Or, le 2 juillet 1865 est un dimanche. Pourquoi l’interne Gauguin aurait-il réalisé un travail scolaire le dimanche ? D’après Renaud d’Enfert, déjà cité : « dans les lycées, les leçons de dessins sont destinés aux internes (pourvu qu’ils soient suffisamment avancés en écriture) et dispensées en dehors des heures de classe ordinaires (66). » Au regard de son excellent niveau comme en témoignent ses accessits au Petit Séminaire, Gauguin aurait, en sa qualité d’interne, pratiqué le dessin le dimanche en dehors des heures de classe ordinaires. Ce dessin étant le fruit d’un long travail d’application de l’enseignement de Charles Pensée, il est terminé le premier dimanche du chaud et sec (67) été 1865.

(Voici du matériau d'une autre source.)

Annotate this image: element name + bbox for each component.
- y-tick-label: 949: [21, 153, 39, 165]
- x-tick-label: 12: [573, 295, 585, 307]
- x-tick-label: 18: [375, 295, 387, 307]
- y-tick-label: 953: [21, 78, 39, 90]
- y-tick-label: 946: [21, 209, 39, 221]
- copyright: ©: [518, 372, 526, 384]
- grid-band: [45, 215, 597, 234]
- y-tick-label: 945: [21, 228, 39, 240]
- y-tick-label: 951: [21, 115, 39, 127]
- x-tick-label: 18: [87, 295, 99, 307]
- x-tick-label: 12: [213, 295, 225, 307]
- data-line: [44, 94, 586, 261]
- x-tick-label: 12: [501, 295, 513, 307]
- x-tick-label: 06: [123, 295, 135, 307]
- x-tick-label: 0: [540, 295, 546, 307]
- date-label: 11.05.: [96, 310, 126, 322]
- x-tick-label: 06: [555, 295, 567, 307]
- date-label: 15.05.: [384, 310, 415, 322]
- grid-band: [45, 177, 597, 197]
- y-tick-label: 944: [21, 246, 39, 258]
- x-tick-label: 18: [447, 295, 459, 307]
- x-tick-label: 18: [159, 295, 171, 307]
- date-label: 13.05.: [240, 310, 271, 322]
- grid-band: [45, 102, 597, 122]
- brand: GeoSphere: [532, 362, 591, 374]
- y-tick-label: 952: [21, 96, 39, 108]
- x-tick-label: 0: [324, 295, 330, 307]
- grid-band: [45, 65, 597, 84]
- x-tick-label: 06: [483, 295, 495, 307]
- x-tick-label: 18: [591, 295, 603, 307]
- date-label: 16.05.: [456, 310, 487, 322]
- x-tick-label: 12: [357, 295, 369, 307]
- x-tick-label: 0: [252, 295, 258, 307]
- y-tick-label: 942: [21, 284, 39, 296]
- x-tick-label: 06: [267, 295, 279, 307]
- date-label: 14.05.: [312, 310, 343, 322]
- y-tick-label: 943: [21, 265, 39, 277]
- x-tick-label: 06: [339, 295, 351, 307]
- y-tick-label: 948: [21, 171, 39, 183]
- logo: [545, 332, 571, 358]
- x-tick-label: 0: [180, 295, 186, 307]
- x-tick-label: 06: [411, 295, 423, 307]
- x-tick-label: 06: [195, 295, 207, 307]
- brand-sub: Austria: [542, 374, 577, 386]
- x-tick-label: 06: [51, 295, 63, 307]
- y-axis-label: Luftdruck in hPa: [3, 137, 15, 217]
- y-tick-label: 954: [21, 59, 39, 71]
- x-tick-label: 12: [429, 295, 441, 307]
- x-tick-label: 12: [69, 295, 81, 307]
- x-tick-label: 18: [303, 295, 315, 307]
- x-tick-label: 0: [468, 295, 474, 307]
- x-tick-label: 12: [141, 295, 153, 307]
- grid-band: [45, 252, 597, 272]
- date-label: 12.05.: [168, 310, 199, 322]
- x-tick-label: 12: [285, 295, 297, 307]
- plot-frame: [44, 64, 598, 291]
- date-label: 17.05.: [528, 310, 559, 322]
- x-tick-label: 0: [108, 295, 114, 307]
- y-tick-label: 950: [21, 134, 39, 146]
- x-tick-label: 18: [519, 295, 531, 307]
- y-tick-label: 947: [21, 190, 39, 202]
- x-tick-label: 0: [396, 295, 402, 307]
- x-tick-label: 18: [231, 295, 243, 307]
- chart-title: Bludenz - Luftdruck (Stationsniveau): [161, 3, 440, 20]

3) Découverte chez des Gaugain en Touraine

Cette aquarelle a été découverte fortuitement en Touraine, dans le vide-maison d'un descendant de Désiré Gaugain, entre deux gravures de chasse. Né en 1850, Désiré Pierre Gaugain est le fils de Pierre Gauguin (1817-1897), laboureur à Èsvres. De deux ans le cadet de Paul Gauguin, Désiré est déclaré cultivateur dans le recensement de 1865, sur la même terre que son père. Il déménage en 1880 à Saint-Branchs, où il mourra. Lors de son mariage en 1873, il signe d’une manière particulière : Gaugain, avec un a et non un u (figure 29), ce qui est une variable courante chez les Gauguin de Touraine, comme l'a relevé la généalogiste Marie-Thérèse Rivère en 1990 (68). Les Gauguin sont présents en Touraine dès le XVIIe siècle ; ils exercent invariablement, de père en fils, les professions de cultivateur, de talmenier ou de vigneron. Comme à Orléans, les quelques Gauguin/ain dont le prénom débute par un P en vie en Touraine en 1865 ont des âges ou des profession incompatibles avec l'apprentissage précis et l'exercice des techniques du dessin : ils sont bébé, cultivateur, laboureur ou tonnelier.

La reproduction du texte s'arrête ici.